MANGABEIRA - Fui claramente injusto com o presidente. O homem que encontrei em Brasília está possuído por um sentimento de tarefa. Não precisa ser livresco para isso.
FOLHA - Como registrou o colunista da Folha Elio Gaspari, em 22 de abril, o sr. retirou da internet o artigo em que atacava Lula. Por quê?

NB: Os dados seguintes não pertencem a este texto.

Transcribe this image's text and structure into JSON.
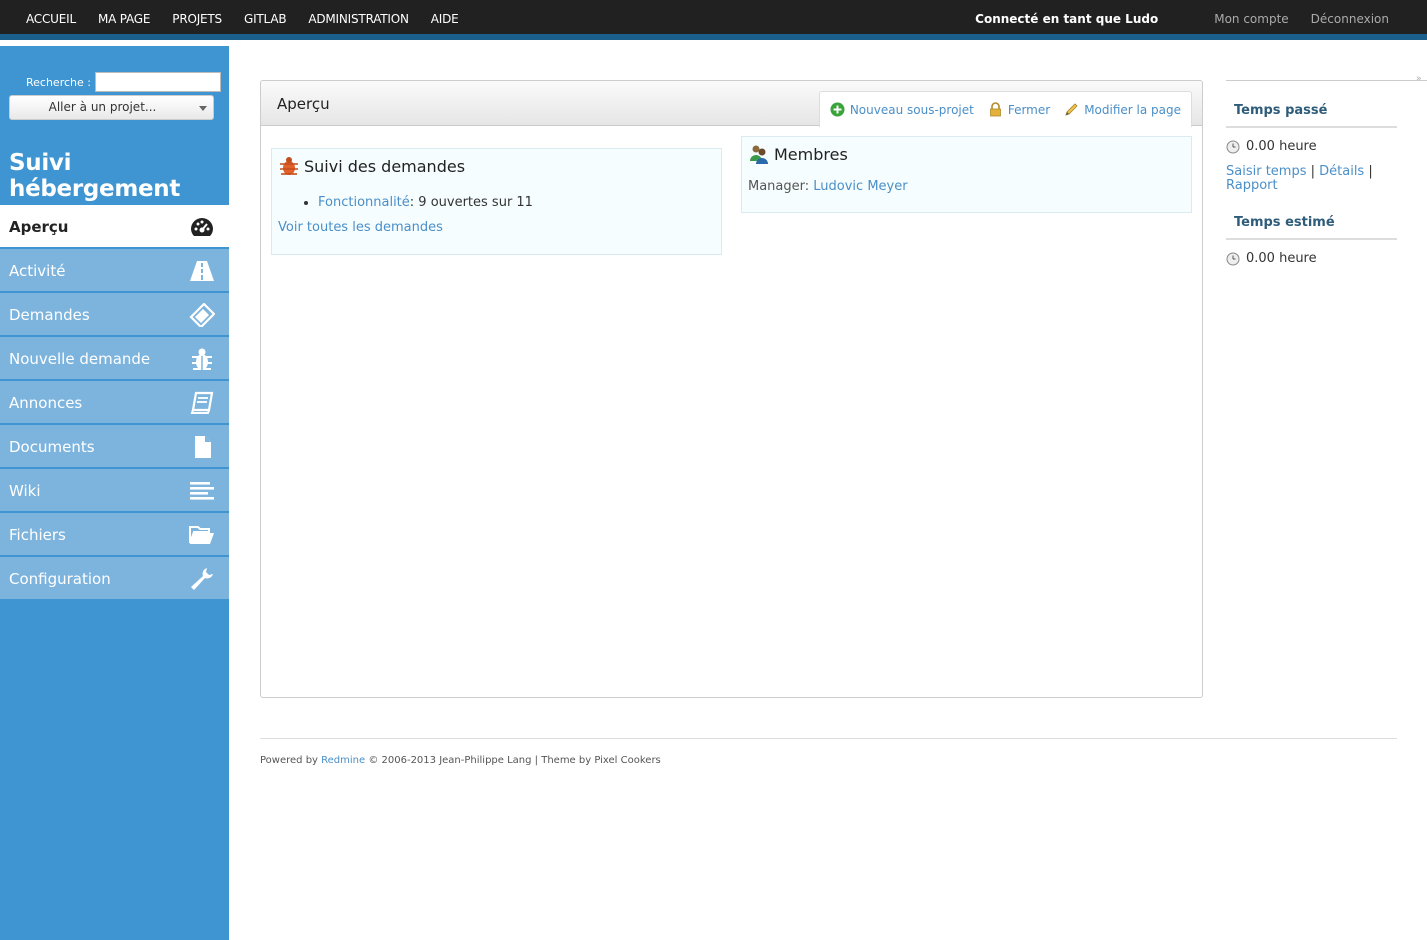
{
  "top_menu": {
    "items": [
      "ACCUEIL",
      "MA PAGE",
      "PROJETS",
      "GITLAB",
      "ADMINISTRATION",
      "AIDE"
    ],
    "logged_as": "Connecté en tant que Ludo",
    "my_account": "Mon compte",
    "logout": "Déconnexion"
  },
  "sidebar": {
    "search_label": "Recherche :",
    "search_value": "",
    "jump_label": "Aller à un projet...",
    "project_title": "Suivi hébergement",
    "menu": [
      {
        "label": "Aperçu",
        "icon": "dashboard-icon",
        "selected": true
      },
      {
        "label": "Activité",
        "icon": "road-icon"
      },
      {
        "label": "Demandes",
        "icon": "ticket-icon"
      },
      {
        "label": "Nouvelle demande",
        "icon": "bug-icon"
      },
      {
        "label": "Annonces",
        "icon": "book-icon"
      },
      {
        "label": "Documents",
        "icon": "document-icon"
      },
      {
        "label": "Wiki",
        "icon": "list-icon"
      },
      {
        "label": "Fichiers",
        "icon": "folder-open-icon"
      },
      {
        "label": "Configuration",
        "icon": "wrench-icon"
      }
    ]
  },
  "content": {
    "title": "Aperçu",
    "actions": {
      "new_subproject": "Nouveau sous-projet",
      "close": "Fermer",
      "edit_page": "Modifier la page"
    },
    "issues": {
      "heading": "Suivi des demandes",
      "tracker_link": "Fonctionnalité",
      "tracker_count": ": 9 ouvertes sur 11",
      "view_all": "Voir toutes les demandes"
    },
    "members": {
      "heading": "Membres",
      "role": "Manager: ",
      "name": "Ludovic Meyer"
    }
  },
  "right_sidebar": {
    "spent_heading": "Temps passé",
    "spent_value": "0.00 heure",
    "log_time": "Saisir temps",
    "details": "Détails",
    "report": "Rapport",
    "sep": " | ",
    "estimated_heading": "Temps estimé",
    "estimated_value": "0.00 heure"
  },
  "footer": {
    "powered_by": "Powered by ",
    "redmine": "Redmine",
    "rest": " © 2006-2013 Jean-Philippe Lang | Theme by Pixel Cookers"
  },
  "colors": {
    "topbar": "#212121",
    "sidebar": "#3e95d1",
    "menu_item": "#7db4de",
    "link": "#4a8fc8"
  }
}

MANGABEIRA - É documento de combate. Desde a época em que o publiquei, circula na internet e ocupa lugar de relevo em muitos sítios. A indagação a que se põe é se eu devo continuar a divulgá-lo quando não mais expressa a minha posição. A resposta é que não devo. Seria irresponsável, frívolo, imoral manter o texto. Retirei-o do sítio, com outros textos de natureza e conteúdo semelhantes, mas não agora, e sim durante a campanha eleitoral. Não sou arquivista de mim mesmo, sou construtor de uma tarefa e de um caminho. Não sou um museu, não estou morto.

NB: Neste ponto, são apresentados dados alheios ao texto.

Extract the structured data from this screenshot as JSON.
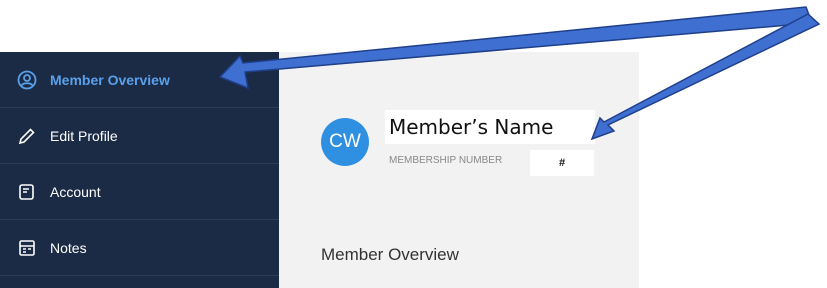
{
  "sidebar": {
    "items": [
      {
        "label": "Member Overview",
        "icon": "user-circle-icon",
        "active": true
      },
      {
        "label": "Edit Profile",
        "icon": "pencil-icon",
        "active": false
      },
      {
        "label": "Account",
        "icon": "receipt-icon",
        "active": false
      },
      {
        "label": "Notes",
        "icon": "notes-icon",
        "active": false
      }
    ]
  },
  "member": {
    "initials": "CW",
    "name": "Member’s Name",
    "number_label": "MEMBERSHIP NUMBER",
    "number_value": "#"
  },
  "main": {
    "section_title": "Member Overview"
  },
  "colors": {
    "sidebar_bg": "#1b2b45",
    "active_text": "#5aa0ea",
    "avatar_bg": "#2f8fe0",
    "arrow_fill": "#3f6fd0"
  }
}
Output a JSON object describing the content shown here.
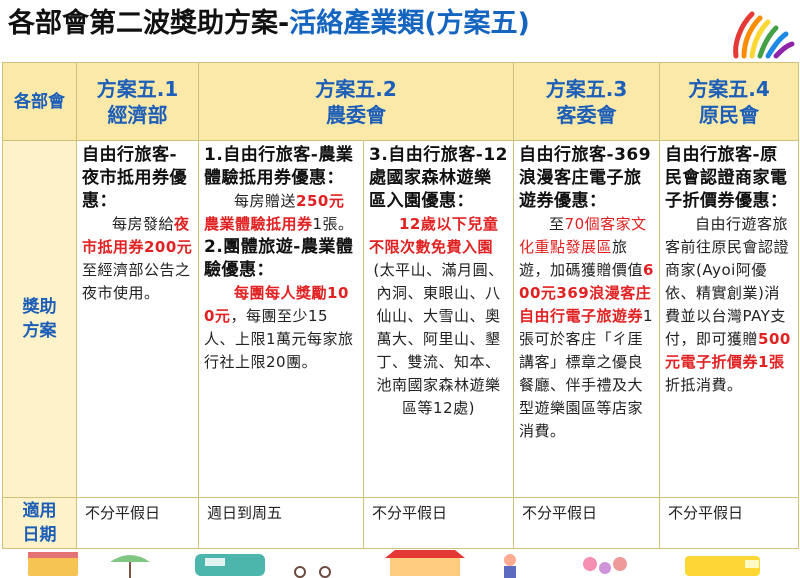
{
  "title_main": "各部會第二波獎助方案-",
  "title_accent": "活絡產業類(方案五)",
  "row_labels": {
    "dept": "各部會",
    "plan_line1": "獎助",
    "plan_line2": "方案",
    "date_line1": "適用",
    "date_line2": "日期"
  },
  "headers": [
    {
      "line1": "方案五.1",
      "line2": "經濟部"
    },
    {
      "line1": "方案五.2",
      "line2": "農委會"
    },
    {
      "line1": "方案五.3",
      "line2": "客委會"
    },
    {
      "line1": "方案五.4",
      "line2": "原民會"
    }
  ],
  "c1": {
    "heading": "自由行旅客-夜市抵用券優惠：",
    "p1": "每房發給",
    "red": "夜市抵用券200元",
    "p2": "至經濟部公告之夜市使用。"
  },
  "c2": {
    "h1": "1.自由行旅客-農業體驗抵用券優惠：",
    "p1": "每房贈送",
    "red1": "250元農業體驗抵用券",
    "p1b": "1張。",
    "h2": "2.團體旅遊-農業體驗優惠：",
    "red2": "每團每人獎勵100元",
    "p2": "，每團至少15人、上限1萬元每家旅行社上限20團。"
  },
  "c3": {
    "heading": "3.自由行旅客-12處國家森林遊樂區入園優惠：",
    "red": "12歲以下兒童不限次數免費入園",
    "p": "(太平山、滿月圓、內洞、東眼山、八仙山、大雪山、奧萬大、阿里山、墾丁、雙流、知本、池南國家森林遊樂區等12處)"
  },
  "c4": {
    "heading": "自由行旅客-369浪漫客庄電子旅遊券優惠：",
    "p1": "至",
    "red1": "70個客家文化重點發展區",
    "p2": "旅遊，加碼獲贈價值",
    "red2": "600元369浪漫客庄自由行電子旅遊券",
    "p3": "1張可於客庄「ㄔ厓講客」標章之優良餐廳、伴手禮及大型遊樂園區等店家消費。"
  },
  "c5": {
    "heading": "自由行旅客-原民會認證商家電子折價券優惠：",
    "p1": "自由行遊客旅客前往原民會認證商家(Ayoi阿優依、精實創業)消費並以台灣PAY支付，即可獲贈",
    "red": "500元電子折價券1張",
    "p2": "折抵消費。"
  },
  "dates": [
    "不分平假日",
    "週日到周五",
    "不分平假日",
    "不分平假日",
    "不分平假日"
  ],
  "colors": {
    "accent_blue": "#1d5fb8",
    "header_bg": "#fbe9a9",
    "highlight_red": "#e22222",
    "border": "#cfc07a"
  }
}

FOLHA - O sr. já foi ulyssista, brizolista, cirista e agora lulista. Não falta coerência?
MANGABEIRA - Mas nunca fui estatista nem marxista [risos]. Quero alternativa que assegure a primazia aos interesses do trabalho e da produção, que dê braços e asas à energia frustrada do país, que transforme em flexibilidade preparada o espontaneísmo inculto do nosso povo. Meu erro foi característico do pensador em política. Procurar o outro para fazer o serviço e poder voltar aos seus livros. O outro porém é outro. O meu dever é atuar diretamente.

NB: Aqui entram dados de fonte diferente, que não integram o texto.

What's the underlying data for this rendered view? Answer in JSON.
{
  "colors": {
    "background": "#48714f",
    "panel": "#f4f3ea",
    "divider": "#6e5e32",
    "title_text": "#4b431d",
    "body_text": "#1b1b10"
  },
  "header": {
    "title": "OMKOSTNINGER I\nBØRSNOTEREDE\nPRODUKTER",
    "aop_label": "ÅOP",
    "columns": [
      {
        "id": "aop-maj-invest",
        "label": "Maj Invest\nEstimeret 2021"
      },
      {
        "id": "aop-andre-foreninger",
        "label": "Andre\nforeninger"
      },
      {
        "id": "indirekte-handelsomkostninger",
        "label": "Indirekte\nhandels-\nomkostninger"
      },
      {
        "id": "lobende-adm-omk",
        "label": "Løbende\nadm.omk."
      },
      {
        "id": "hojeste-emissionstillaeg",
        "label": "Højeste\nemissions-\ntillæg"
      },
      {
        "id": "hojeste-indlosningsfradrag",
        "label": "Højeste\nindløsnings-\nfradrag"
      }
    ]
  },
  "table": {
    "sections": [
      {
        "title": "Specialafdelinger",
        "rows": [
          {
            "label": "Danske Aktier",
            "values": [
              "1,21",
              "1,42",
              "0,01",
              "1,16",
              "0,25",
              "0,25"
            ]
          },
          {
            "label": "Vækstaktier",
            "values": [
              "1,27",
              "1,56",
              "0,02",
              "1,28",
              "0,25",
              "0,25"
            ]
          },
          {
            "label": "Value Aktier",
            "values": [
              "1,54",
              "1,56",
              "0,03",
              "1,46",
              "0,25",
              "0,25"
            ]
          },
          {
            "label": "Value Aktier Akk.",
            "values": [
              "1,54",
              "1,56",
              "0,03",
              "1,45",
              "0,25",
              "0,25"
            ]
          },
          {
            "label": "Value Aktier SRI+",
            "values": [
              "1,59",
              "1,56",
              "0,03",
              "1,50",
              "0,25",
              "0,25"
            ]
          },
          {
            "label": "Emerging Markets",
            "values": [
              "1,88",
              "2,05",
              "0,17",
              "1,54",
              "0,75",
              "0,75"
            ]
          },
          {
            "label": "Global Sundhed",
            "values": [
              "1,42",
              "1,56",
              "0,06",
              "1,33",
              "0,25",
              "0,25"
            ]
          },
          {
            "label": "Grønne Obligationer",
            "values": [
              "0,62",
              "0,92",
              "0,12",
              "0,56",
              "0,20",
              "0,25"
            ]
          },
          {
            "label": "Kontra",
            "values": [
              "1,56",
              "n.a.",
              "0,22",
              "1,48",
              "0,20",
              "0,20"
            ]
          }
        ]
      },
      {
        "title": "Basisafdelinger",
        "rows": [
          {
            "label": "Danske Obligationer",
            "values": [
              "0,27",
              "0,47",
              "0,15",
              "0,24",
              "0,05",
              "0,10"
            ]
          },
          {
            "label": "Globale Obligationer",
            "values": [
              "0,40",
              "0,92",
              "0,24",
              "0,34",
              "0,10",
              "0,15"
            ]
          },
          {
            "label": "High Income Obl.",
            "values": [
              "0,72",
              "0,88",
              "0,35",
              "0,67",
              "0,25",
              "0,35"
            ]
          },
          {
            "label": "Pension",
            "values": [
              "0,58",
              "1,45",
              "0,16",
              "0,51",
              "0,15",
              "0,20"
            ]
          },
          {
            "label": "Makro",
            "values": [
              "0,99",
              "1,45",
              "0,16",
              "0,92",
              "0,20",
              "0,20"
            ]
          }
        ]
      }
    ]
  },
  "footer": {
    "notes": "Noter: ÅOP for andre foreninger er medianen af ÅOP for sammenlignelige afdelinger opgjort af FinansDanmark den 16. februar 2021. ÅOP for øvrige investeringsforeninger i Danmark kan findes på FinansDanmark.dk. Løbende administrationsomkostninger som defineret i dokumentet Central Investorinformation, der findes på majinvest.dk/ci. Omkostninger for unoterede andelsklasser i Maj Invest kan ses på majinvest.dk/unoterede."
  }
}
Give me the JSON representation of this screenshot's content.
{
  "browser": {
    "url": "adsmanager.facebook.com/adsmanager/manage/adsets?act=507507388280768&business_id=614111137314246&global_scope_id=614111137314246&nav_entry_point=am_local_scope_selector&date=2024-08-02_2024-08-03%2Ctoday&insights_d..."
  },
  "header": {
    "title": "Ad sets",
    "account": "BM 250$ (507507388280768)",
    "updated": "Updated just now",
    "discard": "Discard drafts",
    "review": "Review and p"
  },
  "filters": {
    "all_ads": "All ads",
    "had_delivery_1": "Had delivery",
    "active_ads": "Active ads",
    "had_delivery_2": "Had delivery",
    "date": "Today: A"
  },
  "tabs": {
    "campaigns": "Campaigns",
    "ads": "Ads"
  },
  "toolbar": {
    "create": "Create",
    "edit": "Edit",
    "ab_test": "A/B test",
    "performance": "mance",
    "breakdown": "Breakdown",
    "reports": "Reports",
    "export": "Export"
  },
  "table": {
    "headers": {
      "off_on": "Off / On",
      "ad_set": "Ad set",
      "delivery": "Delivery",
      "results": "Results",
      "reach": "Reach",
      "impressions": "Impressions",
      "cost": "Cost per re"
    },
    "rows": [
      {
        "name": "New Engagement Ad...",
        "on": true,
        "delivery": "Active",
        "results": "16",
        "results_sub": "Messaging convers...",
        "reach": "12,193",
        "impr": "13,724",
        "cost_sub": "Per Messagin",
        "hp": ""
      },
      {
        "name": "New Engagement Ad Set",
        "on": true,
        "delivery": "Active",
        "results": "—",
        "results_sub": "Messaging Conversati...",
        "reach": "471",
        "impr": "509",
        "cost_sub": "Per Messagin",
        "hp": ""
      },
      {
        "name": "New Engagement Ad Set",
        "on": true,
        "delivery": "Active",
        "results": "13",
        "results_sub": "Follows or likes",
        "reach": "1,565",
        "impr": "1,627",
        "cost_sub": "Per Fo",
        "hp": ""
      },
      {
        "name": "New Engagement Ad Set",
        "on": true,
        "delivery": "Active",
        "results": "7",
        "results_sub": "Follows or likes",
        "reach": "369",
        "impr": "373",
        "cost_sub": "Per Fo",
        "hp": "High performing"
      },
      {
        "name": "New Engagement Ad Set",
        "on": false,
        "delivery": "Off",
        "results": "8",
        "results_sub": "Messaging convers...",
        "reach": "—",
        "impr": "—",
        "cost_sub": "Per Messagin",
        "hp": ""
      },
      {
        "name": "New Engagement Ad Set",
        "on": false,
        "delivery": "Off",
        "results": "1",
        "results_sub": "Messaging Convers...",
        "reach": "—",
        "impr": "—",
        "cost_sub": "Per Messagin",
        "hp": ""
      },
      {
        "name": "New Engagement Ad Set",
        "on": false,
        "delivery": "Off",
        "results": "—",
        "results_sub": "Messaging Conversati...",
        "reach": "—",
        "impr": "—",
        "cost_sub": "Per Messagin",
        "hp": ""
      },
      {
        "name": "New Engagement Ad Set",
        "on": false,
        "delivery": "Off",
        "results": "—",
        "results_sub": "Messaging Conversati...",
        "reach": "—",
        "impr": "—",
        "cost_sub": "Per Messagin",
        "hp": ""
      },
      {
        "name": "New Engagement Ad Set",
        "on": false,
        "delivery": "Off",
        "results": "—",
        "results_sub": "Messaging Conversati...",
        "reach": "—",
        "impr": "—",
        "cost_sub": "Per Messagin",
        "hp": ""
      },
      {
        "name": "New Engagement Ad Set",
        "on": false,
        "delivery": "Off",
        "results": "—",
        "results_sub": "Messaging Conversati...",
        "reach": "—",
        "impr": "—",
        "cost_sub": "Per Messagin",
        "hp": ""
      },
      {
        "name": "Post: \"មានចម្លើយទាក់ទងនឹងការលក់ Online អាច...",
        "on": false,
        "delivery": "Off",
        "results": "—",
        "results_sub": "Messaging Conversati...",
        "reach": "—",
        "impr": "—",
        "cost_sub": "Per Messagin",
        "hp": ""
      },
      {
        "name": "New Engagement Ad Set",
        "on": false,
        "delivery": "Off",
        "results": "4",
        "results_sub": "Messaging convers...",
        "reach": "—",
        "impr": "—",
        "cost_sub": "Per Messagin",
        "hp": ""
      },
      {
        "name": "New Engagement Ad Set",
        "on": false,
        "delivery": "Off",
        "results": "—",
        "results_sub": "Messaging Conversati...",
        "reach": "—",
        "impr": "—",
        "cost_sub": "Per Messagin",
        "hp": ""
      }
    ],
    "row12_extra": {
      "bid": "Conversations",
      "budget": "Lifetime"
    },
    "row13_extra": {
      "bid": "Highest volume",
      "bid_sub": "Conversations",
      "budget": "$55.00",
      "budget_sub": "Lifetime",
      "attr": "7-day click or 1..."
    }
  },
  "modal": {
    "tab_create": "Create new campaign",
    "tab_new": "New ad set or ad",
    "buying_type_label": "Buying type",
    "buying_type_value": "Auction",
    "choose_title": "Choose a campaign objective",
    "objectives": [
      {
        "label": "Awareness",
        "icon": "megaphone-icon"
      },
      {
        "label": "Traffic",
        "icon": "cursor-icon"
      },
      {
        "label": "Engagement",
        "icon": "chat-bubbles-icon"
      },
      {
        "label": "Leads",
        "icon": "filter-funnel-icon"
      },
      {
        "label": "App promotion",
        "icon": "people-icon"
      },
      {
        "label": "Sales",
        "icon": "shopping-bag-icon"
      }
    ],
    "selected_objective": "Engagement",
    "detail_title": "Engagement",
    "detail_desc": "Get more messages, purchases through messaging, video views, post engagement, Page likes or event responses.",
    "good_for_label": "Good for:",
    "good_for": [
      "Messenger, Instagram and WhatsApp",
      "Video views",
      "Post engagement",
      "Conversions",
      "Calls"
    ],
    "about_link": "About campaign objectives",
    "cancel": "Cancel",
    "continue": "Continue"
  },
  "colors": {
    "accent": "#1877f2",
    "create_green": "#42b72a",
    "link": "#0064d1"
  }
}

FOLHA - O que fará a Secretaria Especial de Ações de Longo Prazo?
MANGABEIRA - A tarefa de pensar o futuro se traduz no debate de propostas concretas. Vou dar exemplos de preocupações e propostas. Falo como pensador e cidadão. Temos de dar instrumentos à energia dispersa e frustrada do país.
Em economia, um país da inovação, em educação, um ensino capacitador e, em política, uma democracia mudancista de alta energia que, sem transigir em nada de garantias constitucionais e sem enfraquecer a democracia representativa, comece pouco a pouco com grande cuidado a enriquecê-la com elementos de participação nos processos decisórios. Há certas propostas que são vistas como importantes, mas utópicas, e outras que são vistas como factíveis, mas por isso triviais.
FOLHA - Como traduzir isso em ações práticas?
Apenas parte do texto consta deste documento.